This blog prefers to give the BBC, and indeed all mainstream broadcasters, the benefit of the doubt, even when claims of prejudice and bias are swirling around. Most of the time, the Corporation does its best to steer a path free of partiality, and succeeds in its efforts. But one part of its reporting on the fallout from the Salisbury poisoning has given cause for concern. And I have to tell the Beeb that the concern is justified.
While the Government, cheered to the rafters by the right-leaning part of our free and fearless press, has wasted no time in pointing the finger for Sergei and Yulia Skripal’s poisoning with a nerve agent from the Novichok family straight at the Government in Moscow, and in the wayward world of former very occasional London Mayor Alexander Boris de Pfeffel Johnson, straight at its head, Jeremy Corbyn had urged caution.
The Labour leader has pointed out that Novichok nerve agent may have fallen into the hands of one or more of the mafia organisations that have sprung up since the collapse of the former Soviet Union; it has already been admitted by the Government that Novichoks can be manufactured in more or less any suitably equipped laboratory.

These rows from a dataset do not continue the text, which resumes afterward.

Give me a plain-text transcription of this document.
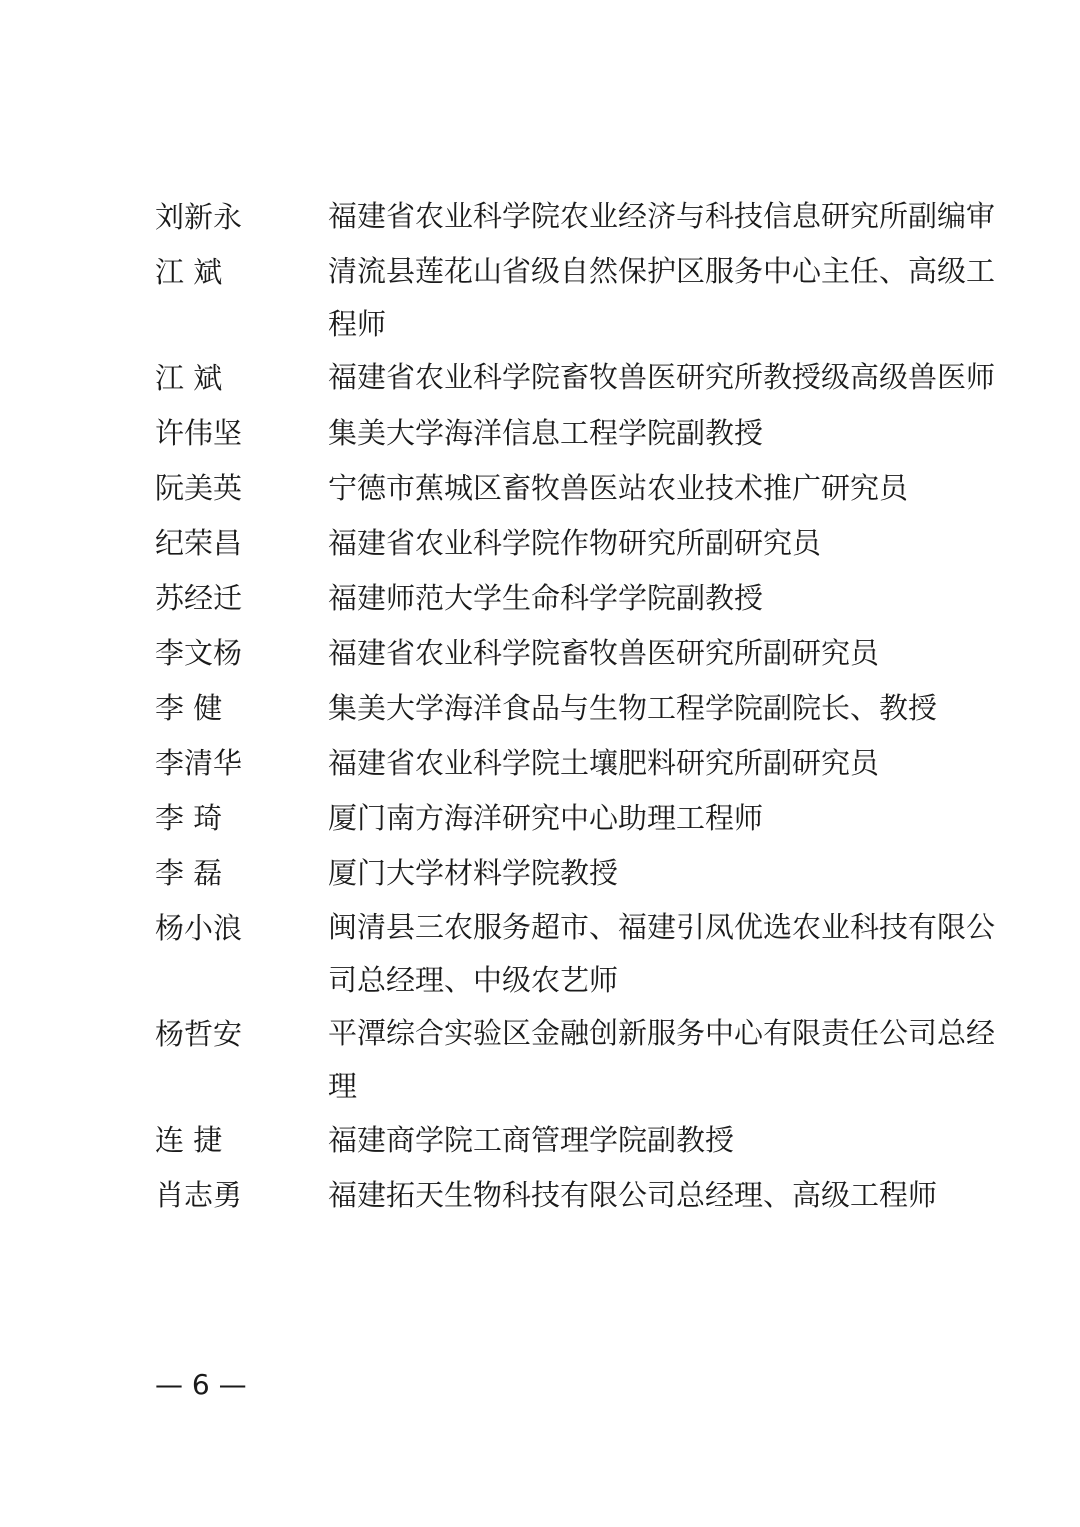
刘新永	福建省农业科学院农业经济与科技信息研究所副编审
江 斌	清流县莲花山省级自然保护区服务中心主任、高级工程师
江 斌	福建省农业科学院畜牧兽医研究所教授级高级兽医师
许伟坚	集美大学海洋信息工程学院副教授
阮美英	宁德市蕉城区畜牧兽医站农业技术推广研究员
纪荣昌	福建省农业科学院作物研究所副研究员
苏经迁	福建师范大学生命科学学院副教授
李文杨	福建省农业科学院畜牧兽医研究所副研究员
李 健	集美大学海洋食品与生物工程学院副院长、教授
李清华	福建省农业科学院土壤肥料研究所副研究员
李 琦	厦门南方海洋研究中心助理工程师
李 磊	厦门大学材料学院教授
杨小浪	闽清县三农服务超市、福建引凤优选农业科技有限公司总经理、中级农艺师
杨哲安	平潭综合实验区金融创新服务中心有限责任公司总经理
连 捷	福建商学院工商管理学院副教授
肖志勇	福建拓天生物科技有限公司总经理、高级工程师
— 6 —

For this caution, Corbyn was instantly vilified by the right-wing press, the Mail and Sun asserting that he was in hock to Vladimir Vladimirovitch Putin. Terms such as “puppet”, “stooge”, and “appeaser” were deployed in support of these claims. The BBC should have been aware of the sensitivity of the subject when Newsnight came to cover it.
So the dismay expressed by many, and not just on the left, at the deliberate linking of Corbyn and Moscow, was entirely understandable. There was presenter Emily Maitlis, in a studio whose backdrop was, as Billy Connolly once put it, loaded. A supposed vista of Moscow sights, with Corbyn front and centre, with even his usual headgear changed to make him look just that little bit more Russian.
Coming hot on the heels of that morning’s papers and their incendiary headlines - the Sun’s “PUTIN’S PUPPET” and the Mail’s “CORBYN, THE KREMLIN STOOGE” at the forefront - there can be only one message being conveyed here, and it is that of Jezza siding with not just a foreign power, but the gangsterist Putin régime.
What did not help the Corporation was when the following night’s show, still with the faux-Moscow backdrop, had Evan Davis countering Owen Jones’ arguments in support of the Labour leadership by saying “but the public support Theresa May by two to one”. We should now decide foreign policy stances on instant poll ratings and take our cues from organisations just as adept at mafia-style behaviour as that in Moscow.
The BBC cannot always get it right; that is understood and some slack should be cut it on those occasions. But that Newsnight backdrop was not an accident. It was a deliberate linking of Jeremy Corbyn and the Government in Moscow.
Newsnight got that call seriously wrong. And that’s not good enough.